Jeffrey Yen’s interest in the natural world began when he was a kid living in Taiwan. He was fascinated by the abundance of insects in Taiwan’s sub-tropical climate, and he remembers browsing through the nature books at a local research institute with his father.
“One day, I picked up a publication that portrayed some of the institute’s new fruit cultivars,” he says. “Among these were my favorite tropical fruits—mangos, lychee, and jambu wax apples. The idea that one could improve upon fruits and vegetables that we consume daily was exciting and novel to me.”
Yen is similarly excited by the big picture impacts of his field, because of the potential to breed plants that can feed our planet’s ever-growing human population. “The diversity among plants is astounding, and unraveling the relationships between genes and appearance is what keeps me going,” he says.
Yen studied plant sciences in the College of Agriculture and Life Sciences, with a focus on breeding and genetics. He graduated in December 2018, and is currently conducting research on campus. He is the recipient of the English Family Scholarship, established in 2016 to support CALS students, as well as Cornell grant aid. More than 25 percent of the payout from the university’s endowment supports financial aid for Cornell students.
“Cornell’s financial assistance has helped tremendously since both my parents retired early for health reasons,” Yen says. “I would have had to take out a significant student loan to pay for tuition otherwise.”
Yen reports that time management was one of his biggest takeaways from Cornell. At first, he was “greedy,” registering for every class he could fit into his schedule. He learned through trial and error to focus on the classes that matter most. “There are only 24 hours in a day and a set amount of time at Cornell, so it is important to manage time wisely,” he says. “Learning to say no when necessary is also critical.”

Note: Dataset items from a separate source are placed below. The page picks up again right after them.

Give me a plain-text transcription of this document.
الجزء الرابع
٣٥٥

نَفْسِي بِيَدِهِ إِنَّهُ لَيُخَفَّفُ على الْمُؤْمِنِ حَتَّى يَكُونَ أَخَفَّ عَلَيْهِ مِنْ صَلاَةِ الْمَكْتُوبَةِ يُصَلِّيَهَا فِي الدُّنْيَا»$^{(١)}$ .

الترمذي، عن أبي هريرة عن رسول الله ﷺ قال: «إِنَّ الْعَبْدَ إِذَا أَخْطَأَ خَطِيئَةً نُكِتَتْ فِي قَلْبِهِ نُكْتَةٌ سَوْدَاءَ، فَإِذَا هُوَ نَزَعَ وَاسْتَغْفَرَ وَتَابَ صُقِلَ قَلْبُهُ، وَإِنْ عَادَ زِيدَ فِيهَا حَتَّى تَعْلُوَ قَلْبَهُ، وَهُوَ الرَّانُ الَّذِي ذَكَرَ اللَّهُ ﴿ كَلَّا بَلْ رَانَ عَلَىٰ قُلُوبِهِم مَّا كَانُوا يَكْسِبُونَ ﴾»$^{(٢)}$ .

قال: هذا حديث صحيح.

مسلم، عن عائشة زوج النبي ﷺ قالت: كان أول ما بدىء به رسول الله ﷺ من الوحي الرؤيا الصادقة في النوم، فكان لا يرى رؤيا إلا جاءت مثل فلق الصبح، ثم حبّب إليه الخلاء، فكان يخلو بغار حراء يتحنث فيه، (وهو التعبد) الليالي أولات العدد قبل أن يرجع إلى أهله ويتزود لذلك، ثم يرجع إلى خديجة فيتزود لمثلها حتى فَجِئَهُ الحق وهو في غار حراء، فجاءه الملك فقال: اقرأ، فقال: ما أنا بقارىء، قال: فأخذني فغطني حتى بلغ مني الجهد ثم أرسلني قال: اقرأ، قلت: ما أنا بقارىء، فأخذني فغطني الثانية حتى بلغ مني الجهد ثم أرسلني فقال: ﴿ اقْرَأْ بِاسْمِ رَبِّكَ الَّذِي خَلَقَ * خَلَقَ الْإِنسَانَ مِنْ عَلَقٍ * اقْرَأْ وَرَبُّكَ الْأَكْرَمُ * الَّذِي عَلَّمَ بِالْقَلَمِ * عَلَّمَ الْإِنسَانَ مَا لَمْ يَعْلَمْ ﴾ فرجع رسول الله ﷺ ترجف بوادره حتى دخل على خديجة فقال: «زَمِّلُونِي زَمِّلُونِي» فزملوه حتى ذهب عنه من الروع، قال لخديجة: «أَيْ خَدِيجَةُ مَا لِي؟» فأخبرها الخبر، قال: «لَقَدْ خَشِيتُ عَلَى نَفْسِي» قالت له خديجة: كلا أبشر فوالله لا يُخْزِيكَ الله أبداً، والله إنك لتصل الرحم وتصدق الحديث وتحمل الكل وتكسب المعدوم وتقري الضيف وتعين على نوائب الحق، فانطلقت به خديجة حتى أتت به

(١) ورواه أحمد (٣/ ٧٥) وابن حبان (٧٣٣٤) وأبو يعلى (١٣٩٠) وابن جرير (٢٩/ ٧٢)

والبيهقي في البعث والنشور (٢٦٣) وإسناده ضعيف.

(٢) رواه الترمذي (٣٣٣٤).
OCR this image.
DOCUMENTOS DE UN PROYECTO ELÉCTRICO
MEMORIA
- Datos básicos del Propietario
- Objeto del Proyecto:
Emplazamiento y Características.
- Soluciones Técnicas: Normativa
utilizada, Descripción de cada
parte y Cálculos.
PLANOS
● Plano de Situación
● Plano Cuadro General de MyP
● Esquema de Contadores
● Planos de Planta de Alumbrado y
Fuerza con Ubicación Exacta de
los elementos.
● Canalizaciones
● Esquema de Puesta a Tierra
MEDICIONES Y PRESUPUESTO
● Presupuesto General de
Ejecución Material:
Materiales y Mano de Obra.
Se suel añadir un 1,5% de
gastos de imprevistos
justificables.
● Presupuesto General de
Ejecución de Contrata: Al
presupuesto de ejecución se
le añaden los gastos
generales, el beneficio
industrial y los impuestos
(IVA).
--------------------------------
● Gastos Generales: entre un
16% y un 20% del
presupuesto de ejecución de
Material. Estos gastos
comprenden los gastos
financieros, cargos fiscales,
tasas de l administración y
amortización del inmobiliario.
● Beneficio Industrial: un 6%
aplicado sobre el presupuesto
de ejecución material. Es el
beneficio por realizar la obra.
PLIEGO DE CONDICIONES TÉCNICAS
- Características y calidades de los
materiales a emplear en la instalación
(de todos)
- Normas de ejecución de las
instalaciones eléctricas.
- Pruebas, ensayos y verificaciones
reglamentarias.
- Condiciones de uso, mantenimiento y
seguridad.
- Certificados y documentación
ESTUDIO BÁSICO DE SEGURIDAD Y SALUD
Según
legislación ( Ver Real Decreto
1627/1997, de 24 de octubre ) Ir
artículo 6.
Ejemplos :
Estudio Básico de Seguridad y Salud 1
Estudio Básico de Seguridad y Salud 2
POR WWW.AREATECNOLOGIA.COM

Yen’s research is focused on understanding the genetic basis of leaf angle in grass species. Leaf angle is important because it determines how much light can be intercepted by leaves. For example, a leaf that is horizontal might maximize light capture, yet might also shade other nearby leaves. Understanding how leaf angle is genetically controlled will enable researchers to breed grass crops with optimal leaf angles, thus enabling higher yields. “I like leaves,” says Yen. “Observing their different shapes, sizes, textures, and venation patterns is always new and exciting!”
Yen is currently finalizing an NSF pre-doctoral research proposal to study apomixis in plants. During typical sexual reproduction, a plant produces both egg and sperm. Fertilization follows and a seed is produced. In one form of apomixis, the egg spontaneously turns into a new seed. This process is equivalent to cloning because the resulting seed is genetically identical to the parent plant.
“Understanding apomixis has high economic value because of the possibility to fix the genetic makeup of ‘hybrid seeds’ that have dominated agriculture for many years, due to their superior yielding capabilities,” says Yen. “If farmers save seed from hybrids and replant them, they will suffer from yield penalties due to reshuffling of the genetic material. If we can implement apomixis in modern varieties, this will allow easy regeneration of the seed stock, simply by saving the seeds.”
In addition to completing his undergraduate course work and pursuing his current research projects, Yen has had countless conversations with his faculty advisors about internship opportunities, course selections, and the world in general. “My Cornell mentors have been extremely encouraging and have greatly shaped who I am today,” Yen says. “This is how I would like to mentor students in my future career.”
Yen got experience teaching students by participating in SPLASH!, an educational outreach program for middle and high school students from communities around Ithaca. Local students are invited to attend classes hosted by members of the Cornell community. The intent is to spark interest in young students to pursue a career in a related field. Yen designed and taught a SPLASH! class on the anatomy of the fruits and vegetables that people consume on a daily basis.
“I learned that some students have shorter attention spans,” he says. “I was pushed out of my comfort zone to figure out how to interact with diverse students and how to keep them engaged.”
Yen has applied to several graduate programs in genetics, and he dreams of running his own research lab and mentoring students. “My teaching philosophy is to guide students through critical thinking, instead of simply answering questions,” he says. “This may take longer, but the students gain self-learning skills in the process.”